Когда он взял тушку, в желудке завозилось. Судя по всему, под перьями не так уж много мяса, однако даже в лучшие времена ему не требовался богатый харч. Есть чем червячка заморить, и ладно.
Поел только через полтора часа, когда между ним и местом ночлега пролегли добрые пять километров. Впервые за последние две недели он не торопился запихать в себя все съестное, а готовил и ел основательно. Тушку, целиком обваленную в глине, как следует прокалил на костре. Когда образовавшаяся корка разлетелась, освободив одуряющий аромат, у Русвура закружилась голова. Вместе с запахом жареной пищи появилось что-то давно забытое, из прошлой жизни, но мощный голод мгновенно вытоптал все сантименты. Он просто впился в мясо и стал есть, не замечая костей и хрящей.
Когда внутренности, взбудораженные снедью, наконец успокоились, он оторвался от курицы и аккуратно разобрал то, что осталось. Мясо и мелкие косточки еще раз прожарил на плоском камне, переложил листьями и обернул чистой тряпицей. Этот туесок удобно устроился в заплечном мешке, суля мизерное облегчение жизни на ближайшую пару дней.
Русвур закидал костер землей и снова двинулся в путь, меряя землю широкими пружинистыми шагами, очень скоро перешедшими в размеренный бег.
Остановиться его заставило странное ощущение, похожее на взгляд в спину. Он мгновенно распластался по земле, стараясь вжаться поглубже, рука выхватила нож. Он весь превратился в слух и обоняние, ловил струйки теплого воздуха, пропитанного запахами одичавшего поля.
Да, где-то поблизости люди, но жилья не видно на пять полетов стрелы кругом. Рядом лишь небольшая падь, где не спрятаться и вдвоем. А их явно больше.

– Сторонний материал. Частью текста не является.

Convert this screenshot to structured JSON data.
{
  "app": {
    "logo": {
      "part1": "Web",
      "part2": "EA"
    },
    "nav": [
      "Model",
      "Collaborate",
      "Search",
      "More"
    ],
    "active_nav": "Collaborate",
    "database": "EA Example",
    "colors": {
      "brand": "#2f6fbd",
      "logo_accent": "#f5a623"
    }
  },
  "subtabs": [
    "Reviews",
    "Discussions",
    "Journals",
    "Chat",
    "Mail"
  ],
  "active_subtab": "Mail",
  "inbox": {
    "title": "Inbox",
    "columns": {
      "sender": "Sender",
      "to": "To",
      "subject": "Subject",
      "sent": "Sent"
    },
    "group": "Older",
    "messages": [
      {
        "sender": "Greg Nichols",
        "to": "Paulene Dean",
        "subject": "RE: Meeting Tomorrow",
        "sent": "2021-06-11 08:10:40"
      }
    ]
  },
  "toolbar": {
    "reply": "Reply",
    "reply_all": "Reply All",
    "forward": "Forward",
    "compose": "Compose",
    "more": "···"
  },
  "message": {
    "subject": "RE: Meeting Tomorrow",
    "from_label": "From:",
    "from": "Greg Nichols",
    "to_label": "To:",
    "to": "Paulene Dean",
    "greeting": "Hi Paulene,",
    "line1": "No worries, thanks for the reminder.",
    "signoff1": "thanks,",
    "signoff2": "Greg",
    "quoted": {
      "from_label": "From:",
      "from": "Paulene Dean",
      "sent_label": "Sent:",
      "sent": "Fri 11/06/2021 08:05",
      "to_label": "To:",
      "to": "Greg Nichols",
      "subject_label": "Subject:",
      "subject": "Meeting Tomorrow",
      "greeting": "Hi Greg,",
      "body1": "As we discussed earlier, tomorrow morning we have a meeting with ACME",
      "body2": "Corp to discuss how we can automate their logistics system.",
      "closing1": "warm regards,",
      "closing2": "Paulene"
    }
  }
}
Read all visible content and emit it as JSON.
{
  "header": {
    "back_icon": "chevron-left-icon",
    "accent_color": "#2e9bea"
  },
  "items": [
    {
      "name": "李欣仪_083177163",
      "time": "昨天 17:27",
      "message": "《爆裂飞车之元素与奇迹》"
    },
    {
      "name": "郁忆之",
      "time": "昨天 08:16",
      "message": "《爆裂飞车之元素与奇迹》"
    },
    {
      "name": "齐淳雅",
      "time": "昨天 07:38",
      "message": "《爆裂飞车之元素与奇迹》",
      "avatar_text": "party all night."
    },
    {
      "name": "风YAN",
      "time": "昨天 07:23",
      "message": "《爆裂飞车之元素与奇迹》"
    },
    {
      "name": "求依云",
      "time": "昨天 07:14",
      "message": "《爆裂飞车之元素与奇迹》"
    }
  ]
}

Русвур поднял голову, осмотрелся. Стянул мешок, намотал лямки на руку и пополз вперед. Перед падью снова остановился, прислушался. Сквозь легкий шелест листвы на кустах донеслось журчание воды. А вот это совсем странно, ибо родника тут нет. Он внимательно всмотрелся в заросли, не спеша достал второй нож, потом резко подался вперед.
С силой броска чуть переборщил, потому что, легко проломившись сквозь кусты, едва ли не грохнулся во влажную темноту. Рывком назад восстановил равновесие, раскинул руки, в которых поблескивала сталь.
Перед ним неширокий коридор, под ногами хлюпает вода. От стен густо прет сыростью, где-то впереди негромко журчит.
Он решил, что таиться нет смысла, потому что его появление здесь трудно не заметить. Пошел, держа оружие наизготовку. Через двадцать шагов коридор расширился, превратившись в некое подобие галереи. Людьми запахло явственнее.
Он сделал еще шаг, как вдруг слева сдавленно пискнуло и метнулось наперерез. Рука мгновенно схватила юркую тень, раздался треск разрываемой материи, потом надсадный вопль. Что-то забилось, отчаянно пытаясь освободиться.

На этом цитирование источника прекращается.